Companies who sell electricity “bid” their energy to retailers at a price that varies hour-by-hour. Your retailer looks for ways to buy low cost energy without relying on these hour-by-hour deals unless they are favourable to them to make a profit – just as any business would do. If they miscalculate, the power is supplied by the System Operator to keep the lights and your retailer is charged the current hourly price for any shortfalls. This is for the most part like any other business except for one difference. If the average price transacted was higher than the price offered to you by your retailer, they may be in a position to recover lost revenue over the following months. You might think you can't help to reduce costs if you're not exposed. Not true! The market is designed to allow your retailer to collect shortfalls the following months.

 

I’m too small of a consumer — can I really make a difference?

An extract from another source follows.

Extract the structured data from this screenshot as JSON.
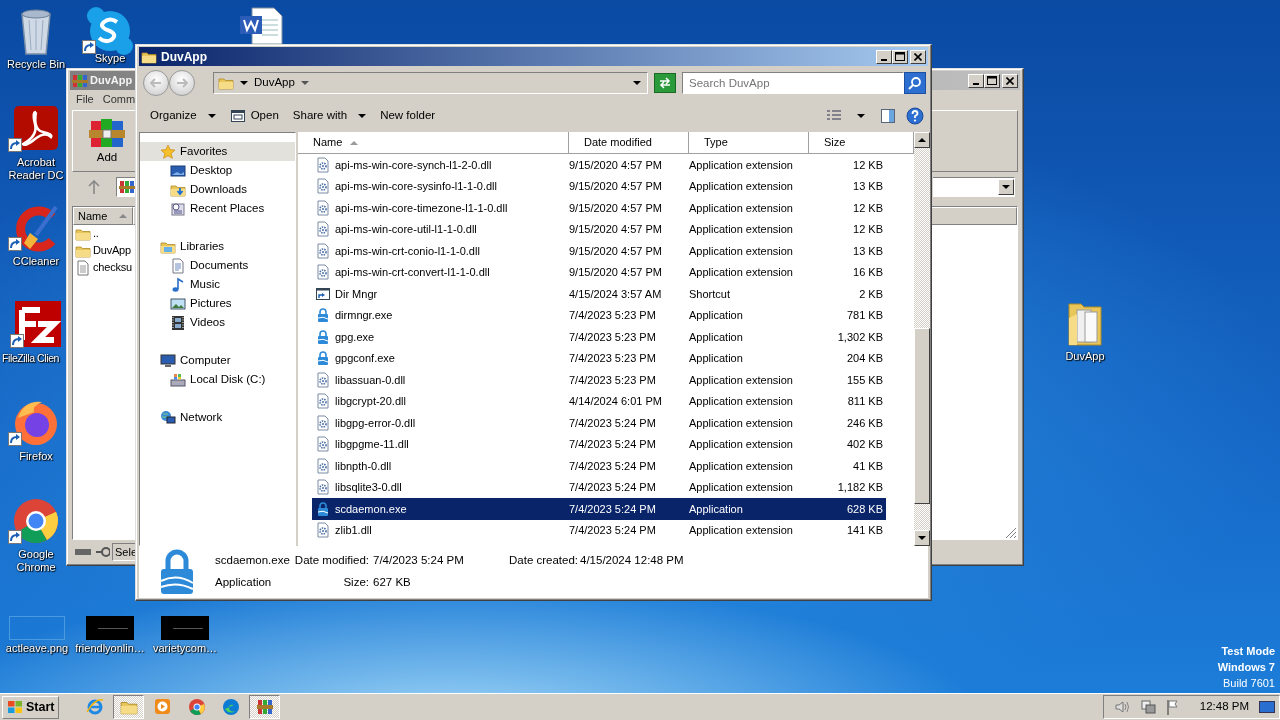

Utilities and retailers are looking to replace your conventional meter with “smart meters”. This will allow your retailer to offer you new “tariffs” more tailored to shifting costs to the periods when you actually use it and not collected in post month adjustments. This means heavy consumers could pay premiums and energy savers will save money. Secondly — if you shift your higher consumption from those Peak Periods where prices are high to periods where prices are lower, you will pay less.

 

Now had you and all your neighbours simply participated by turning off one light, the reduction might have averted triggering these higher prices. That means there is nothing for the utility to collect the following month. Naturally not everyone can cut consumption every day at the same time. This means there is more uncertainty and risk to generators. If the real time consumption does not climb as high as they may have predicted, they won't get to run their generator, and those generators running are paid a lower price.

 

In fact – this behavioural uncertainty that YOU influence will cause the generators to re-evaluate offering their electricity at a more conservative price. It’s like your neighbourhood gas station. If the price is much higher than the station across the street, nobody will buy their expensive gas. But they still had to pay the staff and eventually could go broke.

 

How much do I need to cut?

If everyone cuts just a little bit when the price is jacked up, nobody sells and the price drops back to where people start buying again. In fact, all it takes is turning off a light, a computer, your TV, even a stove element.

 

If you turn off one light for one hour - you save 60 Watts. If 500,000 consumers and business' turn off that same light - you save 30 Megawatts (MW) over that same hour. That is eliminating one small power plant and the associated pollution of that plant.

 

Number of Consumer Hours Needed to Act at Any Moment to
Avoid High Electricity Charges

 

Number of Consumer Hours Need to Act at any Moment to Avoid High Electricity Charges

 

Source: Enertyr Solutions Inc.

 

Did you know? … A Breath of Fresh Air

Consider turning off the lights on the floor at your office when you leave for home. If most of the large office buildings turned off the lights for just one hour during the energy rush hour on as few as three floors in a 20 floor building, the emissions associated with the reduced energy from a power plant is nearly the same as removing 200 – 300 cars from the drive home.